Understanding the housing market is becoming more and more complex every day. While the national news reports point to general ups and downs, individual markets vary from those reports. Variations by region, by rural vs. suburban vs. urban, by production site-built vs. custom homes, and more result in a picture that is not accurately portrayed in a Tweet or news sound bite.
Housing economists generally paint a positive picture for housing today as existing home sales are rising and new home starts continue to see some gains. The comparisons of existing vs. new home purchases raises some interesting questions as to how buyers are choosing. Is it availability, cost, or personal financials that is driving the decision?
Financing a home purchase is not a simple task, and competent mortgage professionals are essential. From qualifying for a loan to validating appraisals to transitioning from a construction to permanent financing, their effort will be the difference from a happy or disappointing experience. The experienced lender can provide guidance during the appraisal process to determine if existing home “comparables” fairly represent the value of new construction. There have been many cases where a buyer chooses an existing home over building new because they can’t afford to add cash to get from the comparable to the construction loan value.
New home construction has been touted as one of the best ways to improve our economy because new homes add jobs from forests to the building site. If the buyer can qualify to build the new home, will the appraisal come close? When comparing new homes built to high energy conservation measures are compared to existing homes, how does one evaluate the necessary renovations to make the two equal? There are efforts underway to include energy ratings to appraisals. The ratings give a benchmark rating like a mile-per-gallon or ENERGY STAR appliance rating and will eventually help equalize the appraised value. Still, the cost of materials and today’s minimum building/energy code requirements are a tough comparison to any house over 10 years old.
For the broad housing market, affordability is taking on a new meaning. This relationship was discussed recently in Washington, D.C. when Lawrence Yun, chief economist of the National Association of Realtors, presented his midyear economic and housing forecast at the 2016 REALTORS® Legislative Meetings & Trade Expo. As shown in Figure 1, housing price growth exceeds the CPI inflation rate. As the price rises, more potential buyers fall out of the market despite the increasing demand for new housing.

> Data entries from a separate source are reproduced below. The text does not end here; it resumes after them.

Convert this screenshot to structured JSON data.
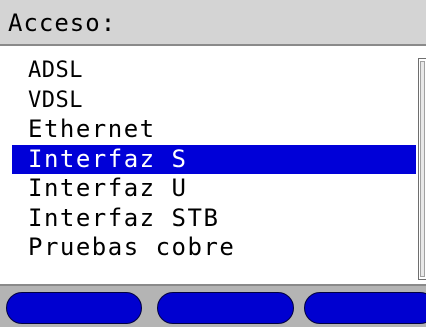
{
  "window": {
    "title": "Acceso:"
  },
  "menu": {
    "items": [
      {
        "label": "ADSL"
      },
      {
        "label": "VDSL"
      },
      {
        "label": "Ethernet"
      },
      {
        "label": "Interfaz S"
      },
      {
        "label": "Interfaz U"
      },
      {
        "label": "Interfaz STB"
      },
      {
        "label": "Pruebas cobre"
      }
    ],
    "selected_index": 3
  },
  "softkeys": [
    {
      "label": ""
    },
    {
      "label": ""
    },
    {
      "label": ""
    }
  ],
  "colors": {
    "selection": "#0000d8",
    "softkey": "#0000d0",
    "titlebar": "#d4d4d4"
  }
}
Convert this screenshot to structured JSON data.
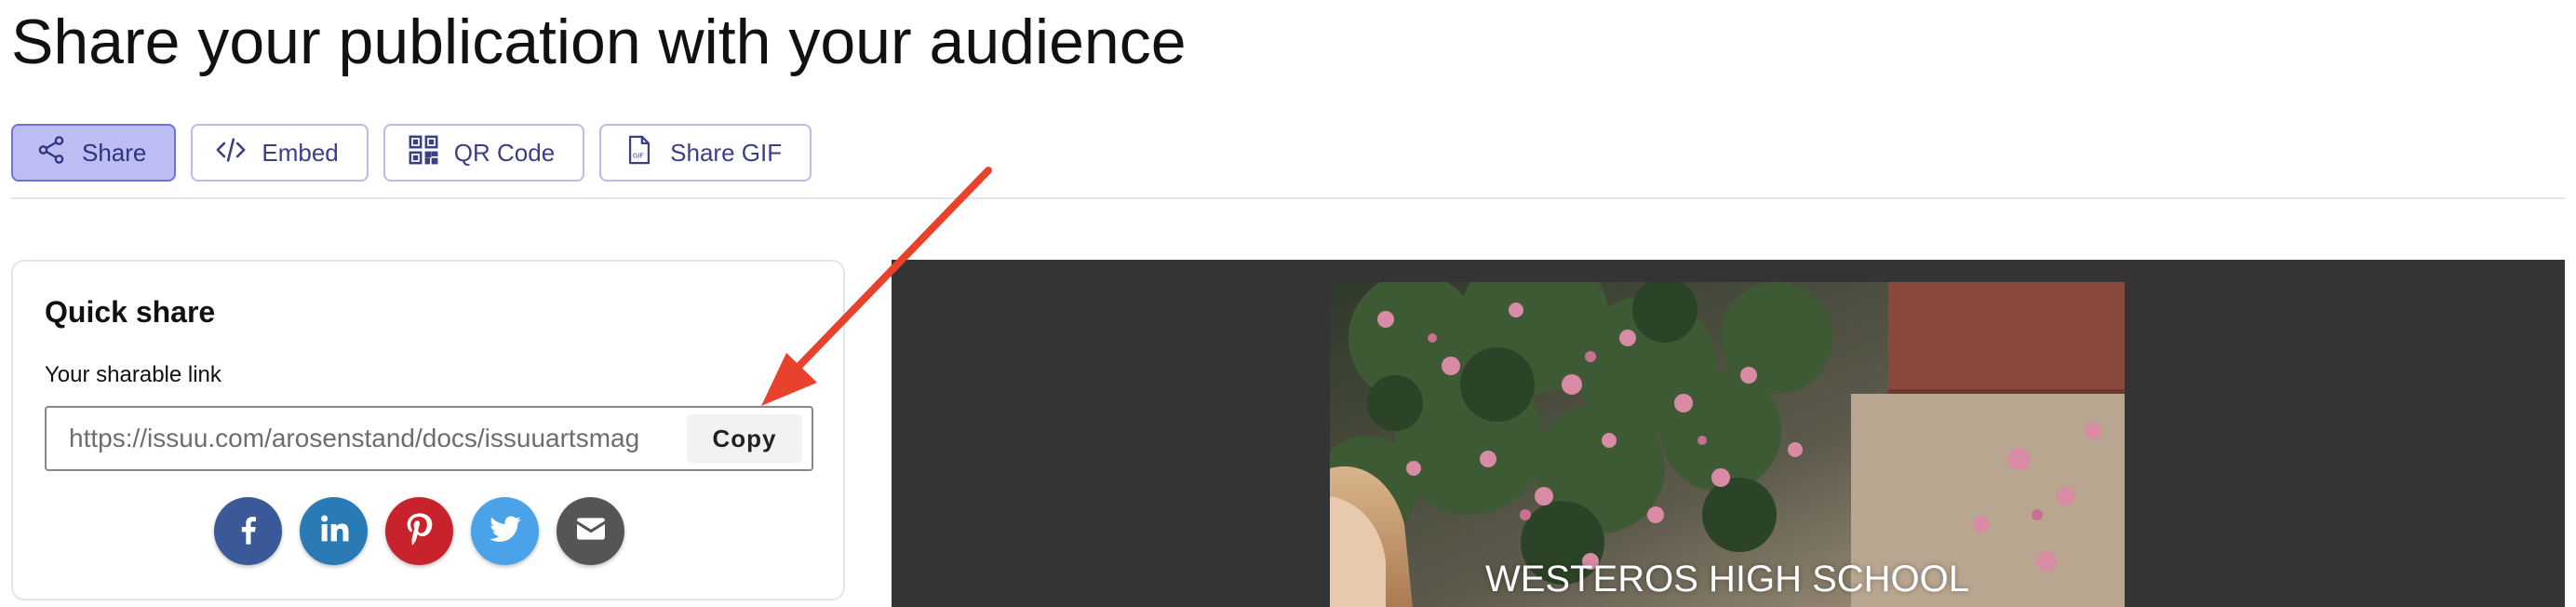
{
  "page": {
    "title": "Share your publication with your audience"
  },
  "tabs": [
    {
      "label": "Share",
      "icon": "share-icon",
      "active": true
    },
    {
      "label": "Embed",
      "icon": "code-icon",
      "active": false
    },
    {
      "label": "QR Code",
      "icon": "qr-code-icon",
      "active": false
    },
    {
      "label": "Share GIF",
      "icon": "gif-file-icon",
      "active": false
    }
  ],
  "quick_share": {
    "title": "Quick share",
    "link_label": "Your sharable link",
    "link_value": "https://issuu.com/arosenstand/docs/issuuartsmag",
    "copy_label": "Copy",
    "socials": [
      {
        "name": "facebook",
        "icon": "facebook-icon",
        "color": "#3b5998"
      },
      {
        "name": "linkedin",
        "icon": "linkedin-icon",
        "color": "#2a7ab5"
      },
      {
        "name": "pinterest",
        "icon": "pinterest-icon",
        "color": "#c8232c"
      },
      {
        "name": "twitter",
        "icon": "twitter-icon",
        "color": "#4aa2e8"
      },
      {
        "name": "email",
        "icon": "email-icon",
        "color": "#555555"
      }
    ]
  },
  "preview": {
    "cover_title": "WESTEROS HIGH SCHOOL"
  },
  "colors": {
    "accent": "#bcbdf3",
    "accent_border": "#6f72d6",
    "arrow": "#e8412c",
    "preview_bg": "#343434"
  }
}
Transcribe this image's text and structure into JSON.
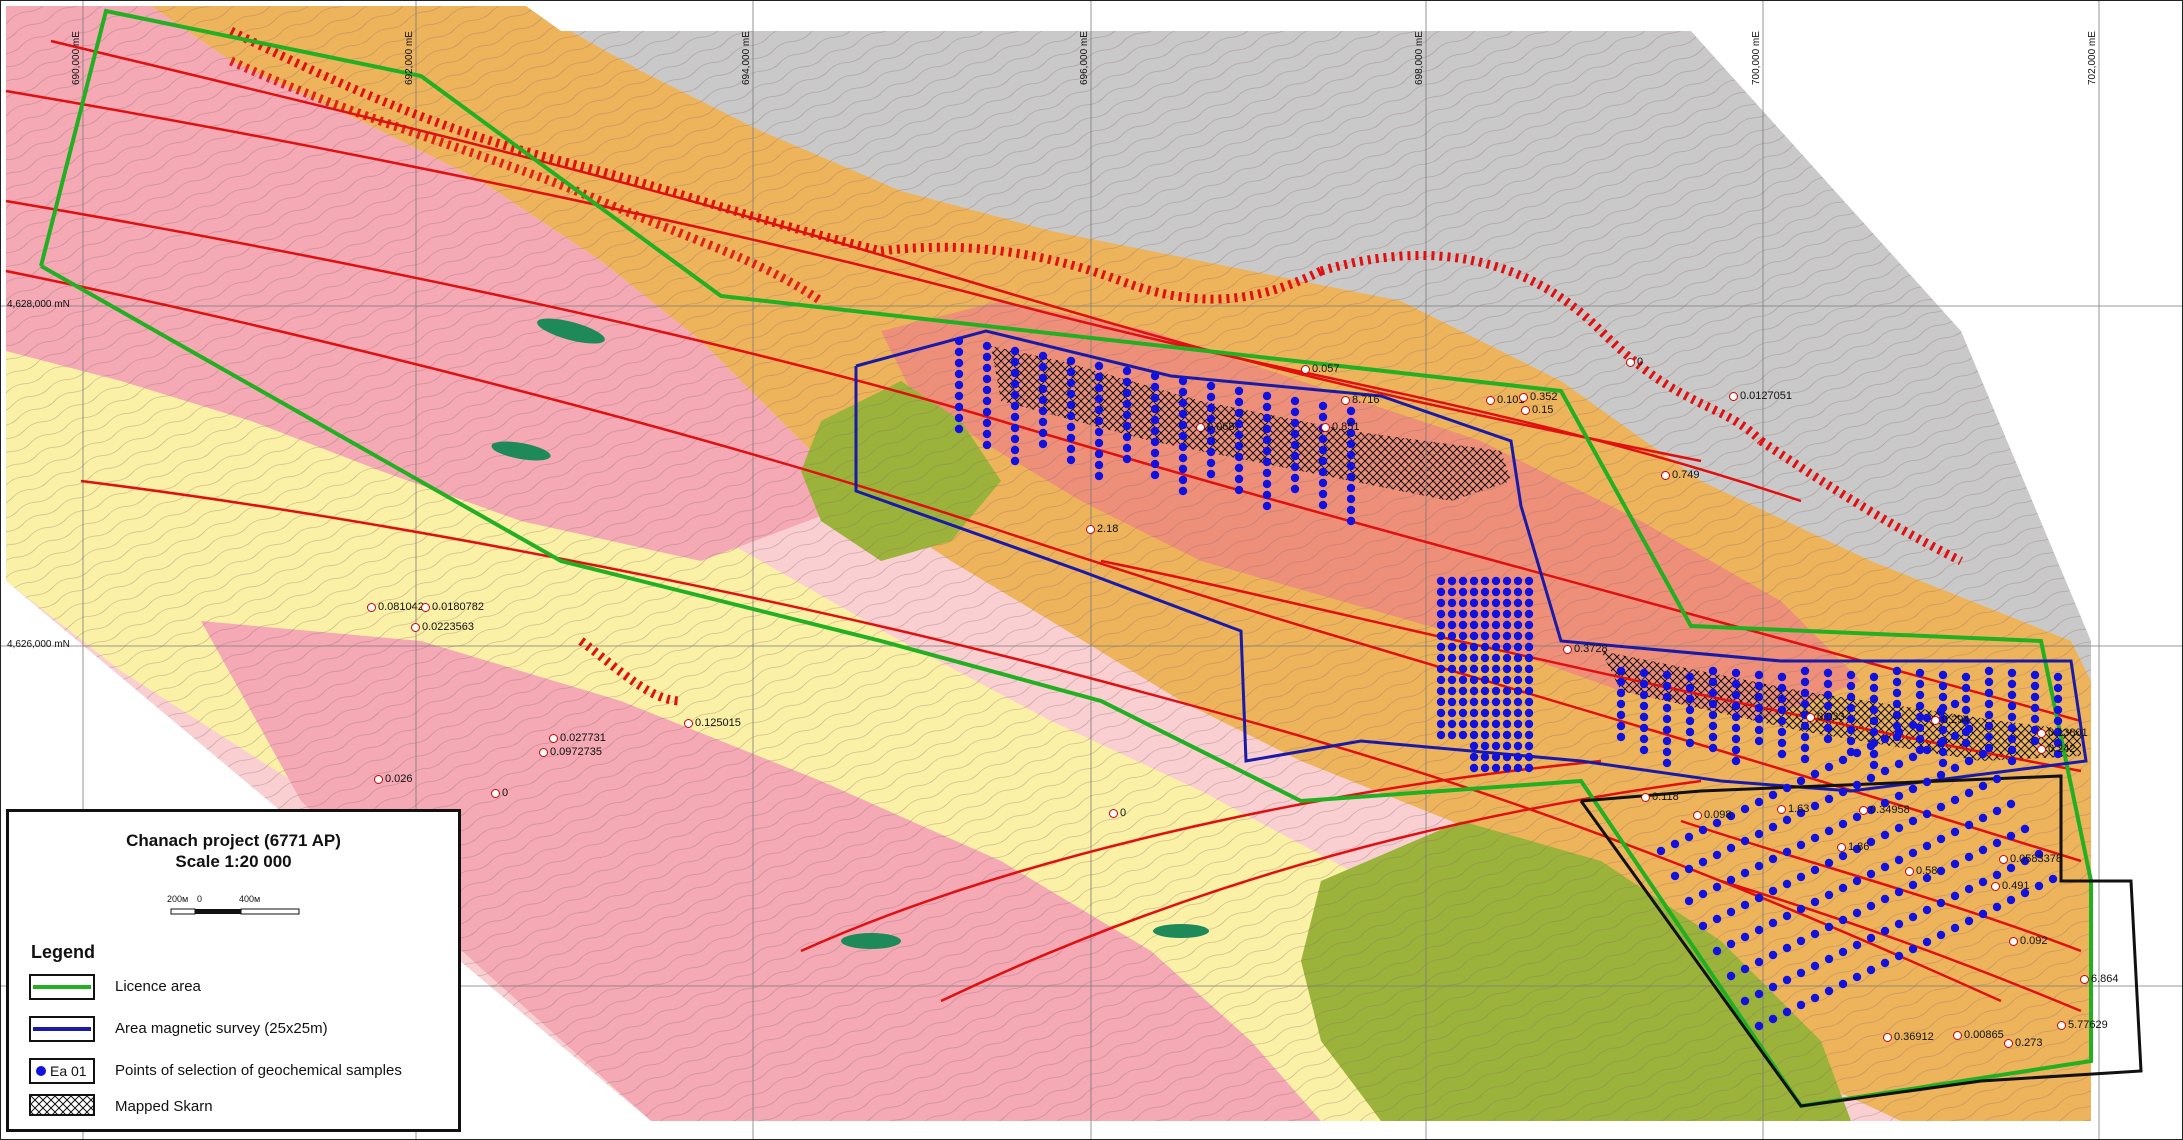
{
  "map": {
    "grid_easting_labels": [
      "690,000 mE",
      "692,000 mE",
      "694,000 mE",
      "696,000 mE",
      "698,000 mE",
      "700,000 mE",
      "702,000 mE"
    ],
    "grid_northing_labels": [
      "4,628,000 mN",
      "4,626,000 mN"
    ],
    "sample_values": [
      "0.057",
      "8.716",
      "0.101",
      "0.352",
      "0.15",
      "0.851",
      "0",
      "0.0127051",
      "0.749",
      "0.068",
      "2.18",
      "0.081042",
      "0.0180782",
      "0.0223563",
      "0.027731",
      "0.0972735",
      "0.125015",
      "0.026",
      "0",
      "0",
      "0.3728",
      "0.033",
      "0.294",
      "0.13801",
      "0.242",
      "0.098",
      "1.63",
      "0.34958",
      "1.86",
      "0.58",
      "0.0583378",
      "0.491",
      "0.092",
      "6.864",
      "0.36912",
      "0.00865",
      "5.77629",
      "0.273",
      "0.118"
    ],
    "colors": {
      "licence_area": "#22b022",
      "magnetic_survey": "#1a1aa8",
      "fault_lines": "#e01010",
      "sample_points": "#1212e0",
      "pink_unit": "#f4a9b5",
      "light_pink_unit": "#f9cfd2",
      "yellow_unit": "#fbf1a6",
      "orange_unit": "#eeb45c",
      "salmon_unit": "#ee8f7a",
      "olive_unit": "#9bb33a",
      "gray_unit": "#c9c9c9",
      "dark_green_unit": "#1e8a5a"
    }
  },
  "legend": {
    "project_title": "Chanach project  (6771 AP)",
    "scale_text": "Scale 1:20 000",
    "scale_bar_labels": [
      "200м",
      "0",
      "400м"
    ],
    "heading": "Legend",
    "items": [
      {
        "label": "Licence area",
        "symbol": "green-line"
      },
      {
        "label": "Area magnetic survey (25x25m)",
        "symbol": "blue-line"
      },
      {
        "label": "Points of selection of geochemical samples",
        "symbol": "blue-dot",
        "swatch_text": "Ea 01"
      },
      {
        "label": "Mapped Skarn",
        "symbol": "crosshatch"
      }
    ]
  }
}
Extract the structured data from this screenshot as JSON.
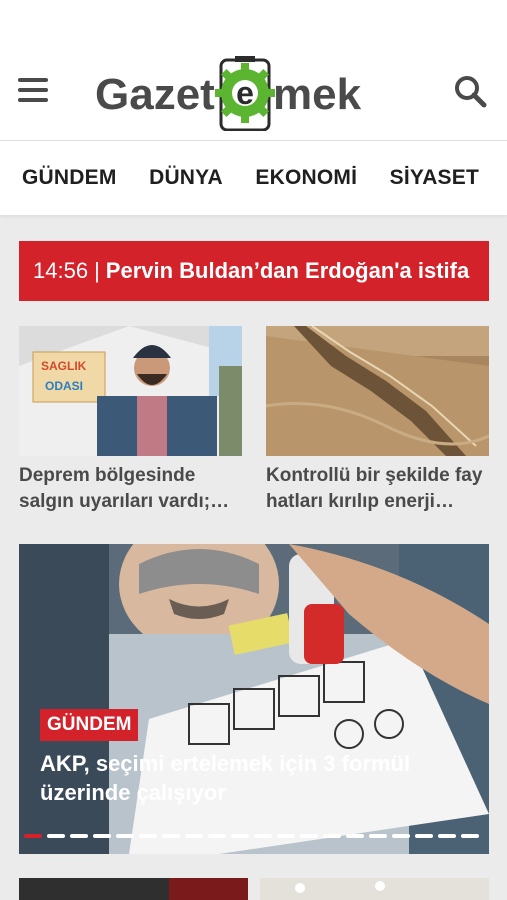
{
  "brand": {
    "logo_text_left": "Gazet",
    "logo_text_mid": "e",
    "logo_text_right": "mek",
    "accent": "#d3222a",
    "logo_green": "#5cb531"
  },
  "nav": {
    "items": [
      "GÜNDEM",
      "DÜNYA",
      "EKONOMİ",
      "SİYASET"
    ]
  },
  "breaking": {
    "time": "14:56",
    "separator": "|",
    "headline": "Pervin Buldan’dan Erdoğan'a istifa"
  },
  "cards": [
    {
      "title": "Deprem bölgesinde salgın uyarıları vardı; yetkililer harekete geçti",
      "image": "tent-man-photo"
    },
    {
      "title": "Kontrollü bir şekilde fay hatları kırılıp enerji boşaltılabilir mi?",
      "image": "fault-line-aerial-photo"
    }
  ],
  "hero": {
    "category": "GÜNDEM",
    "title": "AKP, seçimi ertelemek için 3 formül üzerinde çalışıyor",
    "image": "ballot-stamp-photo",
    "slide_count": 20,
    "active_slide": 1
  },
  "icons": {
    "menu": "hamburger-icon",
    "search": "search-icon"
  }
}
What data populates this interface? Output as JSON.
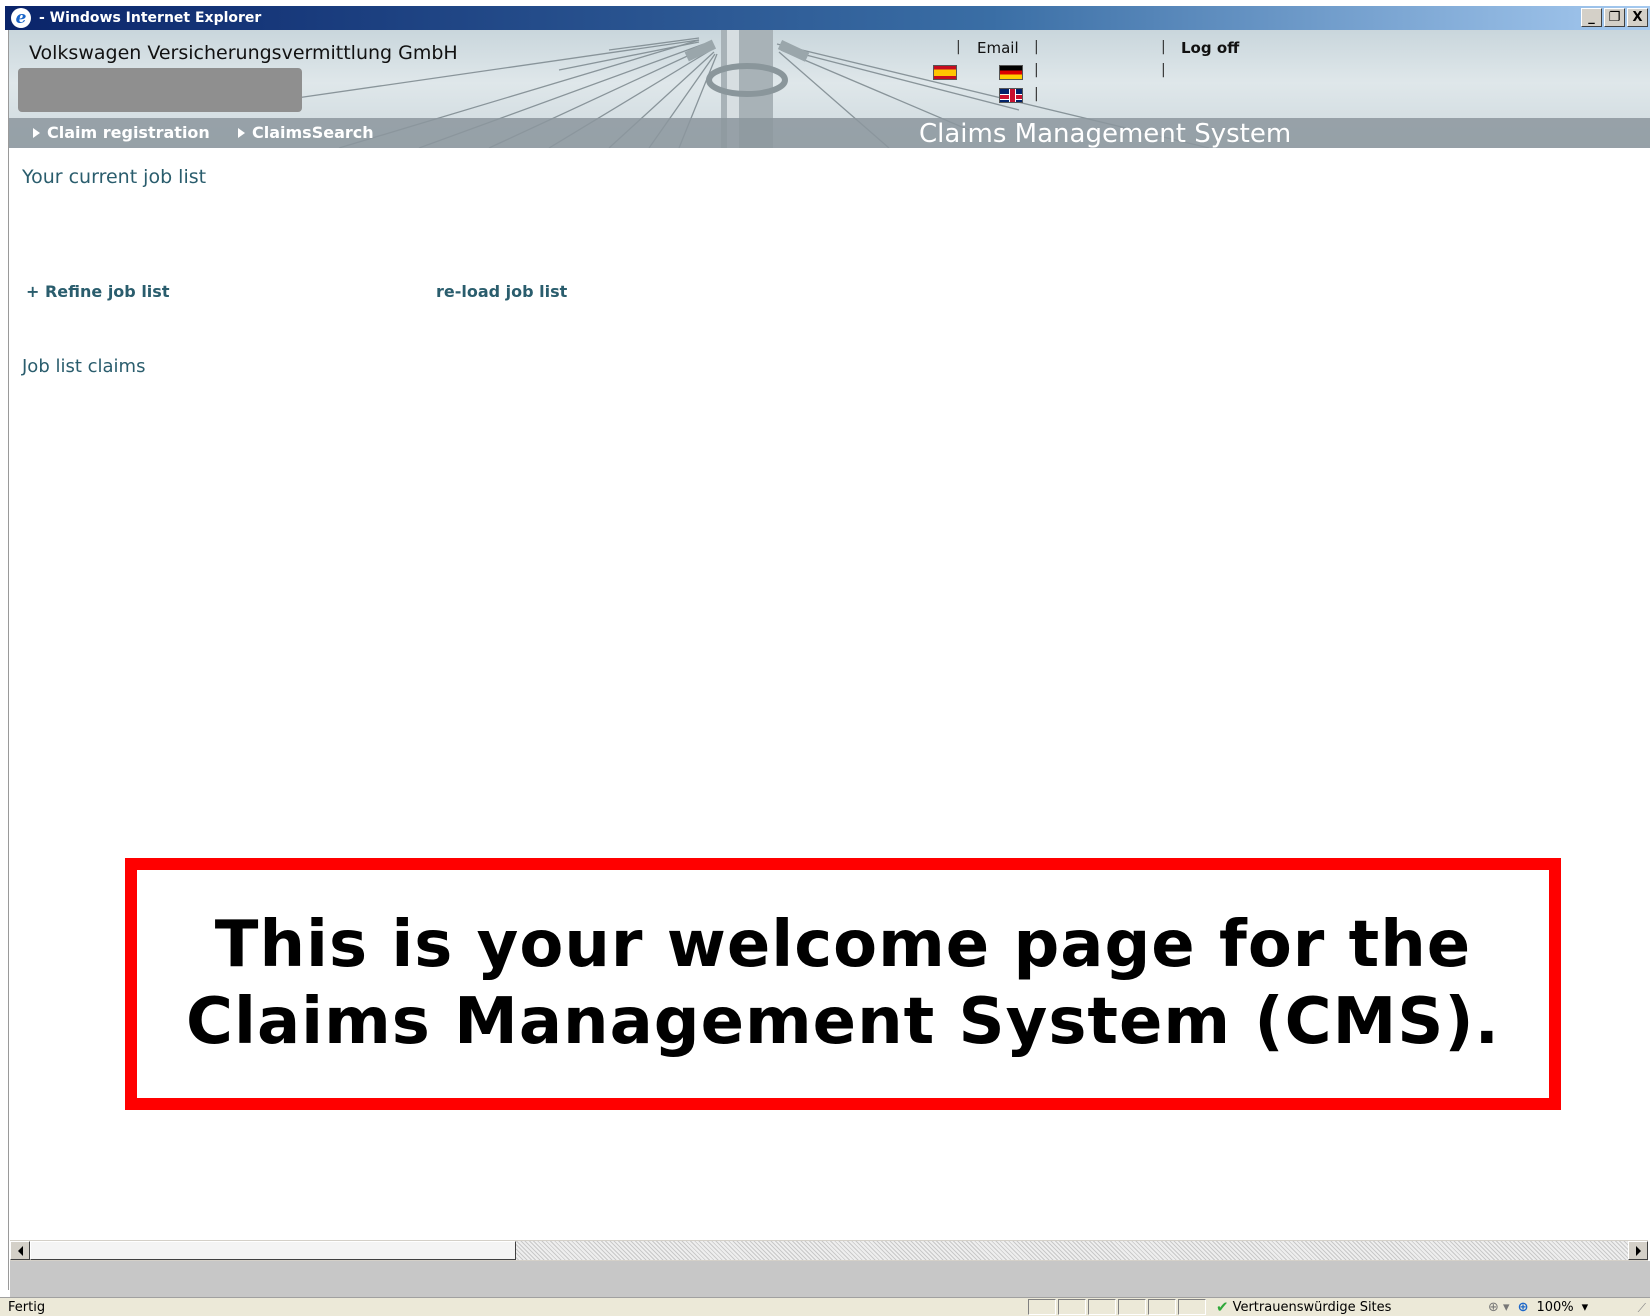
{
  "window": {
    "title": "- Windows Internet Explorer",
    "controls": {
      "minimize": "_",
      "restore": "❐",
      "close": "X"
    }
  },
  "header": {
    "company": "Volkswagen Versicherungsvermittlung GmbH",
    "email_label": "Email",
    "logoff_label": "Log off",
    "flags": [
      "flag-spain-icon",
      "flag-germany-icon",
      "flag-uk-icon"
    ],
    "system_title": "Claims Management System",
    "nav": [
      {
        "label": "Claim registration"
      },
      {
        "label": "ClaimsSearch"
      }
    ]
  },
  "content": {
    "current_job_list_heading": "Your current job list",
    "refine_label": "+ Refine job list",
    "reload_label": "re-load job list",
    "job_list_claims_heading": "Job list claims"
  },
  "callout": {
    "line1": "This is your welcome page for the",
    "line2": "Claims Management System (CMS).",
    "border_color": "#ff0000"
  },
  "statusbar": {
    "status_text": "Fertig",
    "zone": "Vertrauenswürdige Sites",
    "zoom": "100%"
  },
  "colors": {
    "link": "#2a5d6d",
    "titlebar_start": "#0a246a",
    "navbar": "#8c969e"
  }
}
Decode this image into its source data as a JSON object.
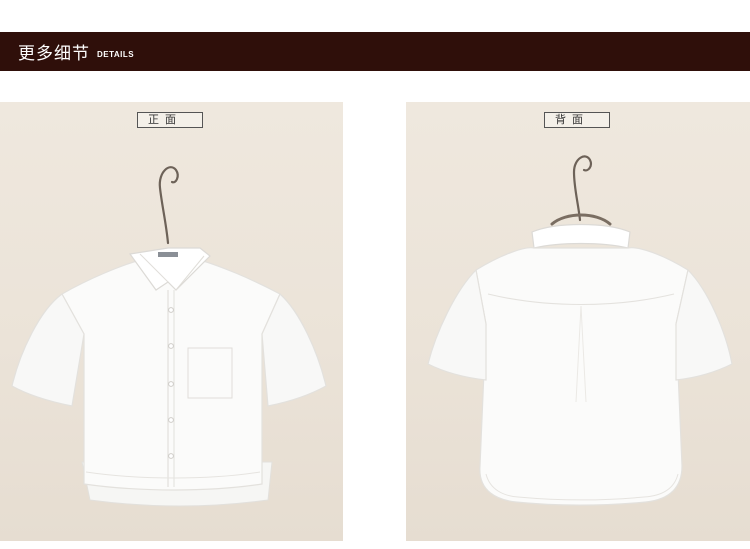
{
  "header": {
    "title": "更多细节",
    "subtitle": "DETAILS",
    "background_color": "#2f0f0a"
  },
  "views": {
    "front_label": "正面",
    "back_label": "背面"
  }
}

Figure 1 – National Association of Realtors report
National Association of Home Builders (NAHB) economists analyzed 2016 data to 2011 cost data and identified a 29.8% increase in regulatorycosts since 2011. The increase in cost due to regulation brought significant impact to new home construction largely because of the availability of “affordable” building lots. NAHB economist, Paul Emrath, Ph.D, reports that “regulations imposed by government at all levels account for 24.3 percent of the final price of a new single-family home built for sale.” The charts comparing the 2011 and 2016 surveys are most telling – the rate of construction cost increase is nearly twice the per capita gains over the same period.
Statistical comparisons such as these paint a realistic picture of the market that prospective home buyers are entering. The impact comes through when looking at NAHB’s housing affordability pyramid which shows how home cost and household income define affordability. As regulatory costs increase at a rate higher than household incomes, buying and updating an existing home remains an affordable option in many parts of our country.